シルヴィアは荷馬車を街道の脇へ停め馬に水を与える。
カインは包帯で目を隠したままだが、手探りで荷馬車の中から野営用の天幕を用意してルシルに渡す。
「あの丘の上はどうだろう。遺跡のような石柱が見える」
俺が指さした先は少し小高い丘になっていて、木は少ないが代わりに石柱が何本か建っていた。
「少し調べてみるから、皆はそこで待っていてくれ」
俺は念のため偵察に出る。
剣をいつでも抜けるようにして足音をなるべく立てないようにゆっくりと丘の上を目指す。
敵感知は発動していないので敵対的な対象はいないようだが、トラップなどは検知できないため慎重に越したことはない。
「どうやら問題はなさそうだが……。おお……」
丘の上に立って街道の方を見ると辺りの景色がよく判る。街道には俺たちが通ってきた荷馬車の轍がうっすらと見えた。
近くにはアボラ川が流れていて川幅も広い。この先街道からは離れていくがきっとそのさらに先にはガレイの町があるのだろう。
丘の上は草が生い茂っているものの石柱以上に高い木は生えておらず開けた土地になっていた。奥は森に続いている。

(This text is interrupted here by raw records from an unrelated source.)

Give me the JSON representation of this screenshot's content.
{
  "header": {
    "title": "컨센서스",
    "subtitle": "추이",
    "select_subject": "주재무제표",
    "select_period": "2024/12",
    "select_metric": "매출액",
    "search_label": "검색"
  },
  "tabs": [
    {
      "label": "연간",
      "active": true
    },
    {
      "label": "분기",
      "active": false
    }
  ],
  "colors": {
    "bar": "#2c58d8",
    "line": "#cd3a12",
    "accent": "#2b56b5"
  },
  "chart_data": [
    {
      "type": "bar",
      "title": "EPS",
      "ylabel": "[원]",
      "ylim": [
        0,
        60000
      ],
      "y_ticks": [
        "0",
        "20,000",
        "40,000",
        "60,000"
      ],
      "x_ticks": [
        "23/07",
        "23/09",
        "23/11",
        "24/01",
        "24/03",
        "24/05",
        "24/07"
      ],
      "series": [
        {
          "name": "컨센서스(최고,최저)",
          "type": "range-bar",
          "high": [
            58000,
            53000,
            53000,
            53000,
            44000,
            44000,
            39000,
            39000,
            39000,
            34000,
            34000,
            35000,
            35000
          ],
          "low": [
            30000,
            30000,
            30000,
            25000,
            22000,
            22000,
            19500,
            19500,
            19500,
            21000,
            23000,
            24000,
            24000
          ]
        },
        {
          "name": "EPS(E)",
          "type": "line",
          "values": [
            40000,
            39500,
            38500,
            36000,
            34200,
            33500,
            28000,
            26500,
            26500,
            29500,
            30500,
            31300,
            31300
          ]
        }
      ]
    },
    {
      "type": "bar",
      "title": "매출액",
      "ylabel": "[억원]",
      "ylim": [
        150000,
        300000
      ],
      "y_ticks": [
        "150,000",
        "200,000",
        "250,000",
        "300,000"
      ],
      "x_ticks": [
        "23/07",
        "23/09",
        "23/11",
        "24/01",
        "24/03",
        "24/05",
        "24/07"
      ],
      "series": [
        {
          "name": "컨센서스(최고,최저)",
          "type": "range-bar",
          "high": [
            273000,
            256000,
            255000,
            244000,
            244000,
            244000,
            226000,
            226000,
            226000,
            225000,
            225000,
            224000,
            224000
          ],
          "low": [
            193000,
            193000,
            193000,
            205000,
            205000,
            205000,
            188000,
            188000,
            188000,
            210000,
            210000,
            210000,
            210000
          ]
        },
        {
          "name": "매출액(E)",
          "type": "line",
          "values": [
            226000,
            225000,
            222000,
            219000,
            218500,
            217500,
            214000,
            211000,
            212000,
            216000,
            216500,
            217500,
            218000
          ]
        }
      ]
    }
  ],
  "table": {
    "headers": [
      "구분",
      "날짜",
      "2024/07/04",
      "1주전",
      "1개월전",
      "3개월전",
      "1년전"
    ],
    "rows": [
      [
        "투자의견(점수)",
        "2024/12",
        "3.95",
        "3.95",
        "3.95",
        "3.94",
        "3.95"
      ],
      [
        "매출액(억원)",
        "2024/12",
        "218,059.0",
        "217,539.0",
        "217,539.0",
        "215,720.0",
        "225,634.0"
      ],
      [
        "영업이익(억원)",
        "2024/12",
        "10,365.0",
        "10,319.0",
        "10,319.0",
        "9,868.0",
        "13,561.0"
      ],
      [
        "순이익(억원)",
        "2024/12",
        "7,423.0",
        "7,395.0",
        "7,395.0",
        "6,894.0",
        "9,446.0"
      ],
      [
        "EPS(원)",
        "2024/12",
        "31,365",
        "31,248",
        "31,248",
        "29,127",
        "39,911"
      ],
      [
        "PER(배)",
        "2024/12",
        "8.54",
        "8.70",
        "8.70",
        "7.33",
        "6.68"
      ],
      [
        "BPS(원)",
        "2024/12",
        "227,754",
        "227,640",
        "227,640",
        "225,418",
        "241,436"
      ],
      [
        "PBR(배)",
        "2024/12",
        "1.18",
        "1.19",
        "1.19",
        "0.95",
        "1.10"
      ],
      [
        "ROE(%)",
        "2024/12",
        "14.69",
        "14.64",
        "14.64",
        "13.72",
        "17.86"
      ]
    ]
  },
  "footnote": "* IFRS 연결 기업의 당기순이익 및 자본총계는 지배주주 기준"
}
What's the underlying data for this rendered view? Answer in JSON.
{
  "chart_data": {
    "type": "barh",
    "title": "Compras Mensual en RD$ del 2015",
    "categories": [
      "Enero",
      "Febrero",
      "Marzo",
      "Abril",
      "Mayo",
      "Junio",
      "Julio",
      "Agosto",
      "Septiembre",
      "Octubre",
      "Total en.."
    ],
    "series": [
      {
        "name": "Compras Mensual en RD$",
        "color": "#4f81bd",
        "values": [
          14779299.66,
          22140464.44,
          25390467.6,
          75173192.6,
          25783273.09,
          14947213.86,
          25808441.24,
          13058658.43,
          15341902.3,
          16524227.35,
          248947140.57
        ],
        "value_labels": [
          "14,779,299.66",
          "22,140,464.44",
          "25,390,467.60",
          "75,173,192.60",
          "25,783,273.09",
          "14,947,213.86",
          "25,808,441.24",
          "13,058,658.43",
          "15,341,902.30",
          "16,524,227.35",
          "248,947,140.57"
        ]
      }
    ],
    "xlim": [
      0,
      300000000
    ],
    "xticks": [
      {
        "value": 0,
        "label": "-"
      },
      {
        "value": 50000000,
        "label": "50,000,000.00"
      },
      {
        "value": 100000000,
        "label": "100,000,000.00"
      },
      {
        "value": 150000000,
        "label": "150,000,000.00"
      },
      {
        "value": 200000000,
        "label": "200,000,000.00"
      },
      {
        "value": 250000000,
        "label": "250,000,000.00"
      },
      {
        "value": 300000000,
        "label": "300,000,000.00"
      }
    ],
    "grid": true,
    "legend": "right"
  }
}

「結構遠くまで来たからな。近くに森も川もあってある程度平地もある。ガレイの町が近くだったりすれば多少は便利なのかな。シルヴィアは商人として当然やっていけるし俺たちもその護衛なら旅は続けられるのだろうけどな。それに旅の傭兵としてなら戦いもこなせるしどこかの国に仕えるのもいいかもしれないが……」
「なぁに深刻になっちゃってんのよ」
いつの間にやらルシルが俺の隣にいた。
「大丈夫そうだったから来ちゃった。さ、天幕を張りましょうか。丁度いい柱もあるしここ数日で一番いい場所みたいね」
「確かに、ルシルはずっと荷台で寝ていたからな。俺は荷馬車の脇で毛布にくるまって寝ていたけどさ」
「そりゃそうよ、私はか弱い女の子なんだもん」
「まあ俺もあの中で一緒に寝るというのはなんとなく気が引けるしいいんだけどさ。でも今日は天幕で寝られるから、手足を伸ばして休めるな」
「うん!」
ルシルが元気よく天幕を広げる。
「じゃあ端をあの柱に結んで~」
「任せろ」
天幕の屋根をロープで吊り周りは布を垂らして壁代わりにする。地面に杭で固定すればある程度の雨風はしのげるし、床代わりに飼葉の藁を敷けば地面の冷え込みや朝露も気にしなくて済む。
「さてと、じゃあ後は俺がやっておくから、ルシルはシルヴィアたちを呼んできてくれ」
「判った~」
軽い足音を鳴らしながらルシルが丘を下っていく。
「夕暮れ前には一狩りできたらいいな」
俺の独り言が爽やかな風に乗って運ばれていった。